The Markov Property

3.5 The Markov Property

This chapter is about the state requirement to have certain properties and mainly the Markov one.

State: information available by the agent

The state is more than just a sensation the agent has to be aware of. It can be highly processed versions of original sensations, complex structures built up over time and more.

But the state signal should not be expected to inform the agent of everything about the environment or even everything that would be useful to it in making decision. For example if the agent is playing blackjack, it should only be aware of the visibles data.o

A state signal that succeeds in retaining all relevant information is said to be Markov or to have the Markov property.

To simplify our definition, we assume that there are a finite number of state and reward value so we can work in term of sum and probabilities rather than integrals and probability densities but it can be easily extends.
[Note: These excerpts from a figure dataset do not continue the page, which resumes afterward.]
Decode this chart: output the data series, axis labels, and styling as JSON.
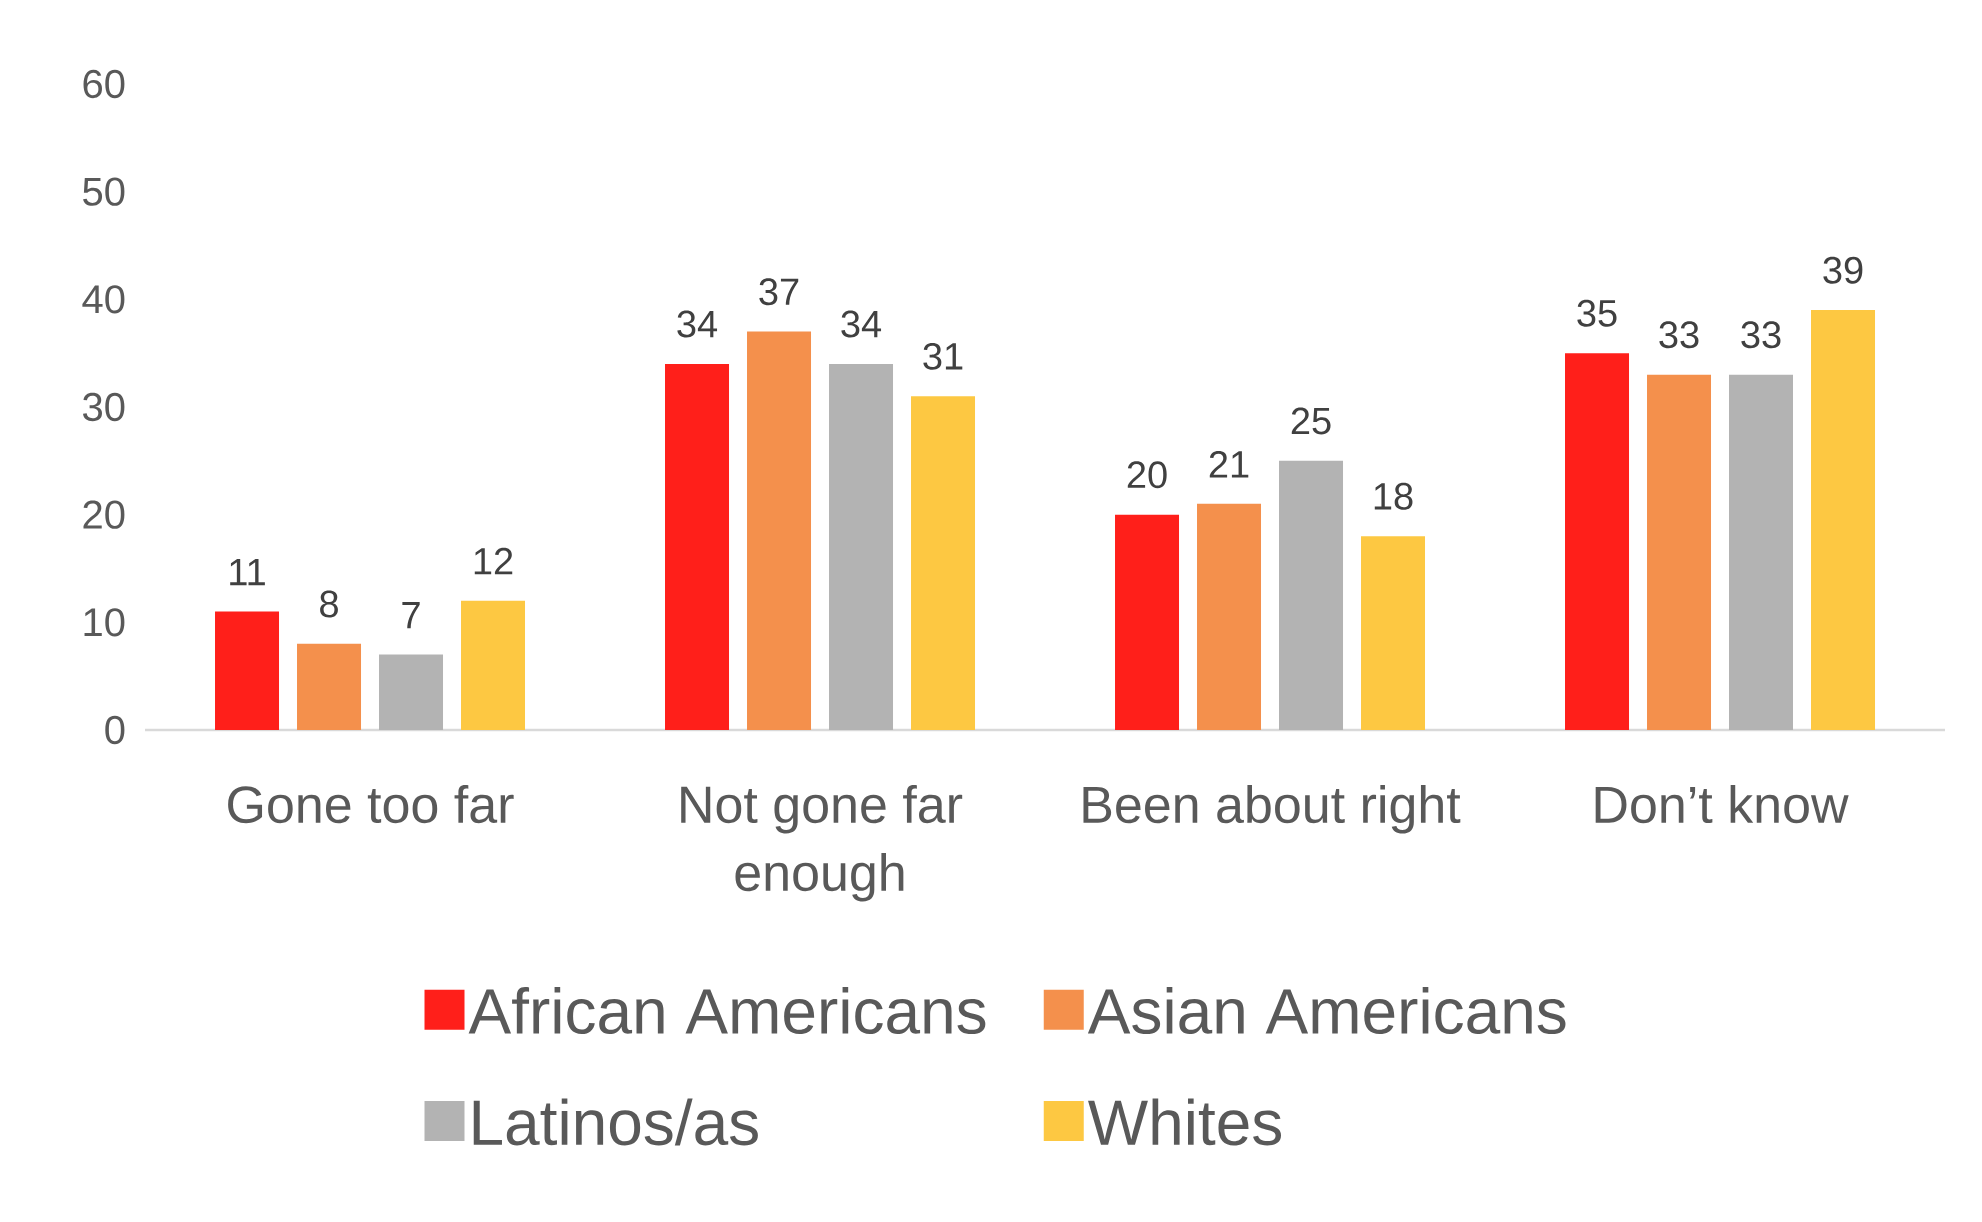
{
  "chart_data": {
    "type": "bar",
    "categories": [
      "Gone too far",
      "Not gone far enough",
      "Been about right",
      "Don’t know"
    ],
    "series": [
      {
        "name": "African Americans",
        "color": "#ff1f1a",
        "values": [
          11,
          34,
          20,
          35
        ]
      },
      {
        "name": "Asian Americans",
        "color": "#f4904c",
        "values": [
          8,
          37,
          21,
          33
        ]
      },
      {
        "name": "Latinos/as",
        "color": "#b3b3b3",
        "values": [
          7,
          34,
          25,
          33
        ]
      },
      {
        "name": "Whites",
        "color": "#fdc842",
        "values": [
          12,
          31,
          18,
          39
        ]
      }
    ],
    "ylim": [
      0,
      60
    ],
    "yticks": [
      0,
      10,
      20,
      30,
      40,
      50,
      60
    ],
    "data_labels": true,
    "legend": "bottom",
    "grid": false
  }
}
Consider how a general environment might respond at time $t+1$ to the action taken at time $t$ . In the moste general, causal case this reponse may depend on everything that has happened earlier. In this case the dynamics can be defined only by specifuing the complete probability distribution:

$\begin{align} P_r\{R_{t+1} = r, S_{t+1} = s'| S_0, A_0, R_1, ..., S_{t-1}, A_{t-1}, R_t, S_t, A_t\} \end{align}$

However, if the state has the Markov Property, we can simplify the equation:

$\begin{align} P_r\{R_{t+1} = r, S_{t+1} = s'| S_t, A_t\} \end{align}$

If an environment has the Markov property, then its one-step dynamics enable us to predict the next state and expected next reward. By iterating this equation, one can predict all future state and expected rewards from knowledge only of the current state. It also follows that Markov states provide the best possiblebasis for choosing actions.
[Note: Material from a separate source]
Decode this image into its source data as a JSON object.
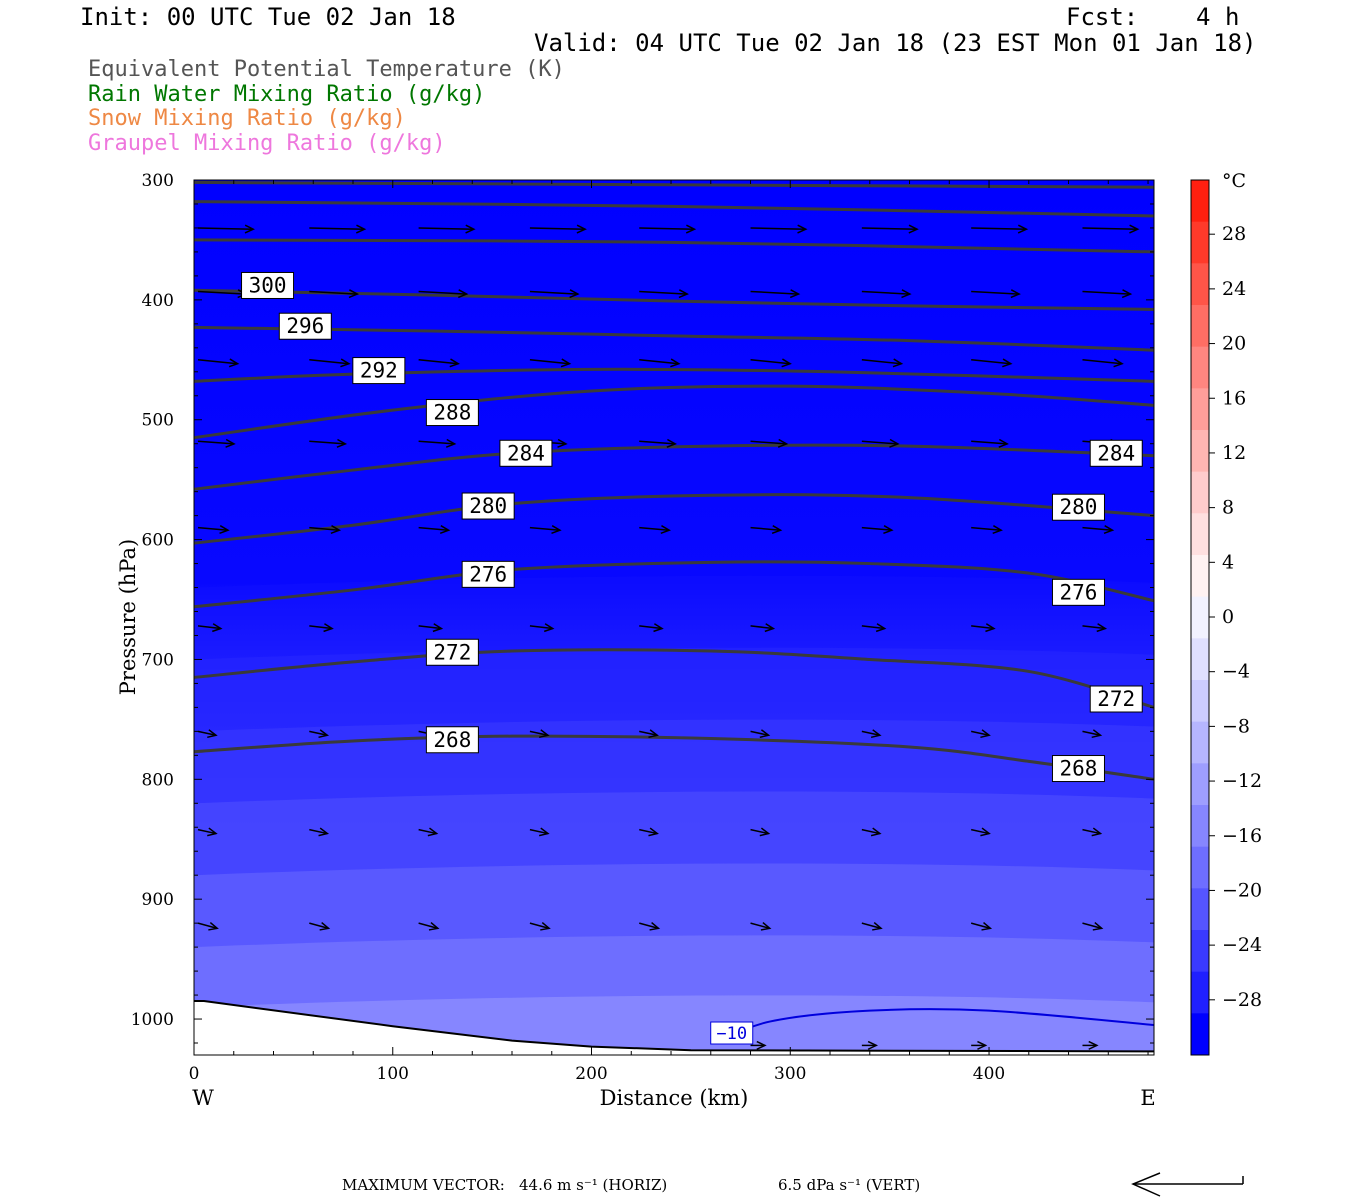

Even when the state signal is non-Markov, it is still appropriate to think of the state in reinforcement learning as an approximation to a Markov state.

The Markov property is important in reinforcement learning because decision and values are assumed to be a function only of the current state. Even if your case is not strictly Markov, the theory developed for the Markov case are still helpful to understand the behavior of the algorithms.